Penulis : Venti Budhi Hartanti, S. Pd. I



     Tidak dipungkiri lonjakkan angka kemiskinan kian hari kian meningkat. Saat ini masyarakat banyak mengeluh dengan harga sejumlah bahan kebutuhan meningkat. Sandang, pangan dan papan semua mengalami kenaikkan. Sehingga jika wajar angka kemiskinan mengalami kenaikkan. Saat ini hanya untuk memenuhi kebutuhan pokok makanan masyarakat sudah mengalami kesulitan. Bagaimana tidak sulit, dengan jumlah pendapatan yang begitu-gitu saja tapi harga kebutuhan hidup terus mengalami kenaikkan harga. Akhirnya masyarakat pun khususnya lagi para ibu-ibu yang mengelola keuangan rumah tangga harus  memutar otak untuk bisa mencukupi kebutuhan hidup sehari-hari.
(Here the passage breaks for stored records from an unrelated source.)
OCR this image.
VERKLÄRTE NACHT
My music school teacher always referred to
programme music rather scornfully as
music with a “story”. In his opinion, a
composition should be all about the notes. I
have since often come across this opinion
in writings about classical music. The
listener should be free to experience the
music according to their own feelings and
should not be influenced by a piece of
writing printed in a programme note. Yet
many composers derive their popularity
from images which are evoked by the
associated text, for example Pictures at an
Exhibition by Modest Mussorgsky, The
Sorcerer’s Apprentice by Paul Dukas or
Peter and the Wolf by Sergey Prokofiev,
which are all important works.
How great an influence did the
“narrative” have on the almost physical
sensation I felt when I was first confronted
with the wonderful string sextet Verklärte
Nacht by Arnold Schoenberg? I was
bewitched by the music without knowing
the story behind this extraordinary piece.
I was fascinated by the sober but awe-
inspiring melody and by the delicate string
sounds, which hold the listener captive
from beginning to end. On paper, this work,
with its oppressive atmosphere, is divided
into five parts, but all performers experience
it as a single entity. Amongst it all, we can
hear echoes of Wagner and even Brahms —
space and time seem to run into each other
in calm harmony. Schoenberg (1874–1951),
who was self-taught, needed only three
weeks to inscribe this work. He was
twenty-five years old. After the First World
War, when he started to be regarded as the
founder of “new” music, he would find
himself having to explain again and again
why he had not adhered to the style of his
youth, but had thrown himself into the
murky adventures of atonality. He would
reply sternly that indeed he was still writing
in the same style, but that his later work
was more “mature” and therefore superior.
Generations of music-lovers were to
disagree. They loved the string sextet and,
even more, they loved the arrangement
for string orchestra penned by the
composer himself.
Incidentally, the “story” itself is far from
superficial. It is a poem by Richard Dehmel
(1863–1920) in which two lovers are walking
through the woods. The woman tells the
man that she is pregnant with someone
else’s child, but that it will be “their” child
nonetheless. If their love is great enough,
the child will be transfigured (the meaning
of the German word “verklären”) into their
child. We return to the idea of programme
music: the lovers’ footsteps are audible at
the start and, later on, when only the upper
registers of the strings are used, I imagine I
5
 Kenaikan minyak goreng, BBM, dan LPG terus-menerus mengimpit rakyat. Ditambah kenaikan PPN sebesar 11% pun makin menambah beban hidup masyarakat di tengah kebijakan yang sering kali tidak memihak mereka. Otomatis tidak hanya bahan pokok makanan yang mengalami kenaikkan harga, akan tetapi harga kebutuhan sehari-hari pun juga mengalami kenaikkan harga. 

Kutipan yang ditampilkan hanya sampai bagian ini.